Integers are relatively easy to work with: all
arithmetic operations are well defined, operations obey
familiar properties such as associativity (a + b) + c = a + (b + c), and the amount
of memory required to store an integer n is
⌊log10(n)⌋, for example,
56323 requires five digits. Rational numbers, however,
do not share this last property: 509825308235/509825308236 is approximately 1, but requires 24 digits.

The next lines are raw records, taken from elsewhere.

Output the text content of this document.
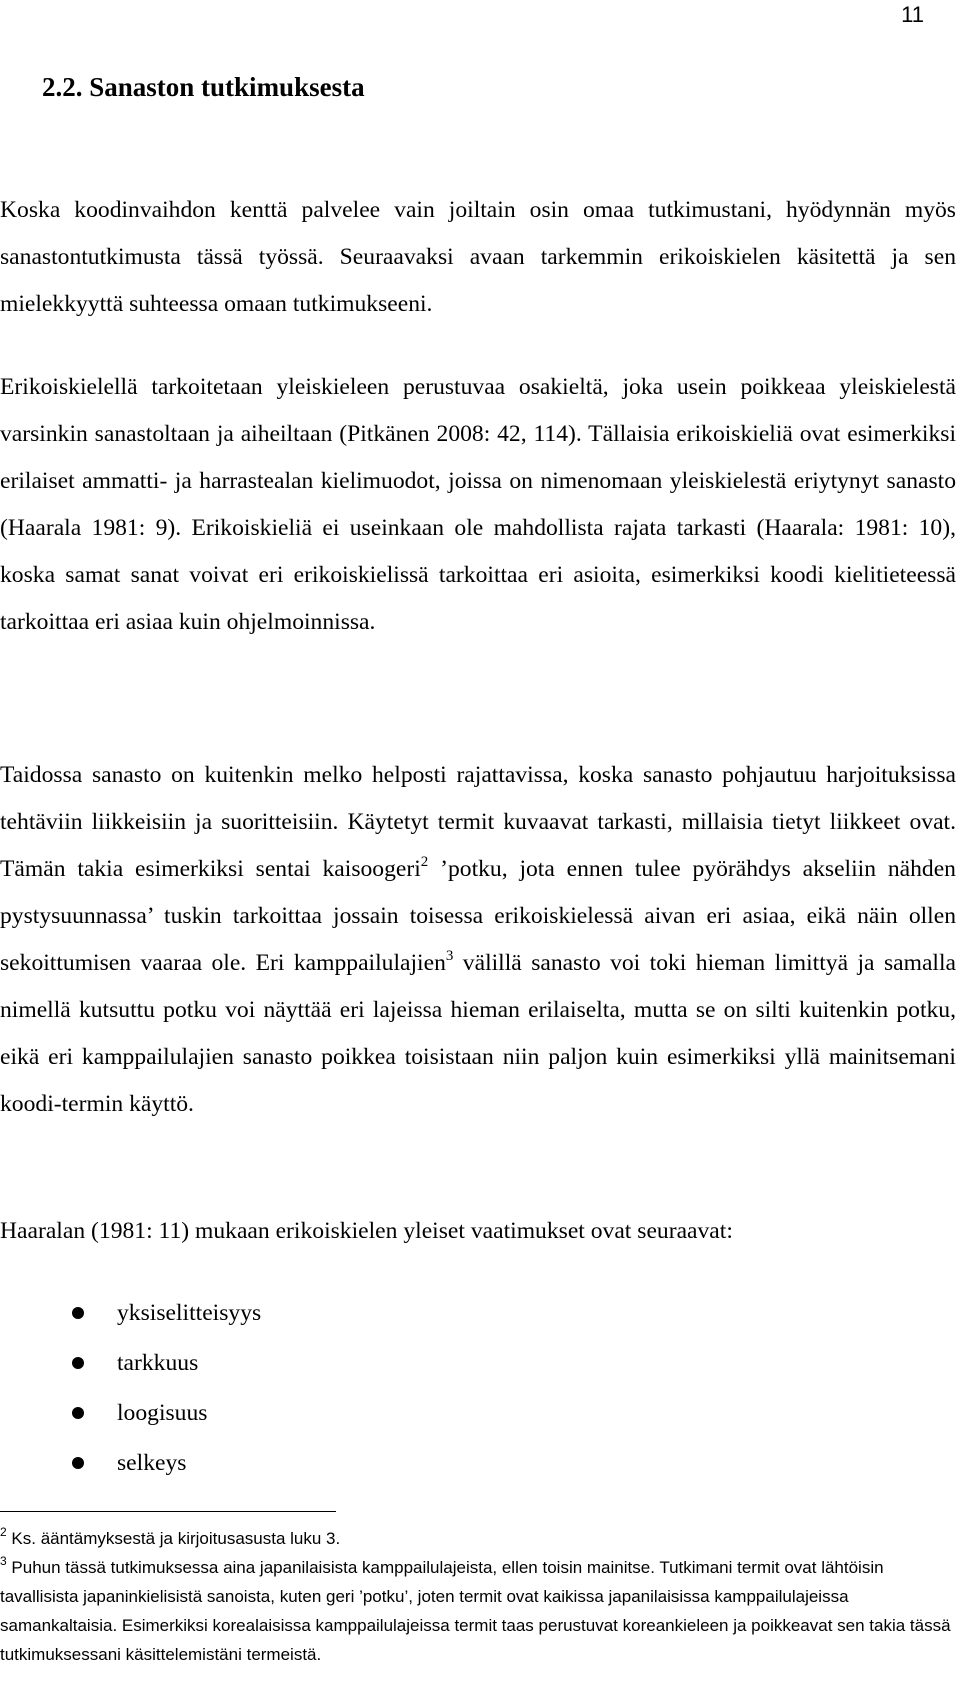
11
2.2. Sanaston tutkimuksesta

Koska koodinvaihdon kenttä palvelee vain joiltain osin omaa tutkimustani, hyödynnän myös sanastontutkimusta tässä työssä. Seuraavaksi avaan tarkemmin erikoiskielen käsitettä ja sen mielekkyyttä suhteessa omaan tutkimukseeni.

Erikoiskielellä tarkoitetaan yleiskieleen perustuvaa osakieltä, joka usein poikkeaa yleiskielestä varsinkin sanastoltaan ja aiheiltaan (Pitkänen 2008: 42, 114). Tällaisia erikoiskieliä ovat esimerkiksi erilaiset ammatti- ja harrastealan kielimuodot, joissa on nimenomaan yleiskielestä eriytynyt sanasto (Haarala 1981: 9). Erikoiskieliä ei useinkaan ole mahdollista rajata tarkasti (Haarala: 1981: 10), koska samat sanat voivat eri erikoiskielissä tarkoittaa eri asioita, esimerkiksi koodi kielitieteessä tarkoittaa eri asiaa kuin ohjelmoinnissa.

Taidossa sanasto on kuitenkin melko helposti rajattavissa, koska sanasto pohjautuu harjoituksissa tehtäviin liikkeisiin ja suoritteisiin. Käytetyt termit kuvaavat tarkasti, millaisia tietyt liikkeet ovat. Tämän takia esimerkiksi sentai kaisoogeri$^2$ ’potku, jota ennen tulee pyörähdys akseliin nähden pystysuunnassa’ tuskin tarkoittaa jossain toisessa erikoiskielessä aivan eri asiaa, eikä näin ollen sekoittumisen vaaraa ole. Eri kamppailulajien$^3$ välillä sanasto voi toki hieman limittyä ja samalla nimellä kutsuttu potku voi näyttää eri lajeissa hieman erilaiselta, mutta se on silti kuitenkin potku, eikä eri kamppailulajien sanasto poikkea toisistaan niin paljon kuin esimerkiksi yllä mainitsemani koodi-termin käyttö.

Haaralan (1981: 11) mukaan erikoiskielen yleiset vaatimukset ovat seuraavat:

yksiselitteisyys
tarkkuus
loogisuus
selkeys

$^2$ Ks. ääntämyksestä ja kirjoitusasusta luku 3.

$^3$ Puhun tässä tutkimuksessa aina japanilaisista kamppailulajeista, ellen toisin mainitse. Tutkimani termit ovat lähtöisin tavallisista japaninkielisistä sanoista, kuten geri ’potku’, joten termit ovat kaikissa japanilaisissa kamppailulajeissa samankaltaisia. Esimerkiksi korealaisissa kamppailulajeissa termit taas perustuvat koreankieleen ja poikkeavat sen takia tässä tutkimuksessani käsittelemistäni termeistä.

We will look at an efficient method of storing real numbers
(floating-point numbers), an efficient way of storing
numbers on a computer (binary) and the double-precision
floating-point number representation (double), however, we
will also look at weaknesses which result from using this format,
as is demonstrated by this example:
>> format long
>> sum = 0
sum = 0
>> for i = 1:100000 % a for loop from 1 to 100000
sum = sum + 0.1;
sum = 10000.0000000188
Here, we add 0.1 one-hundred thousand times, and therefore the sum should be
10000, however, the actual answer is not as accurate as we may wish: the relative error is 1.88×10-12.
While this may seem insignificant, if a calculation as simple as this results in
an incorrect answer, consider what may happen with a longer sequence of more complex calculation.
Readers who program in C++ may note that the exact same sum occurs with the double built-in data
type in this program: sum.cpp. The output of this program is the text
The sum is 10000.0000000188.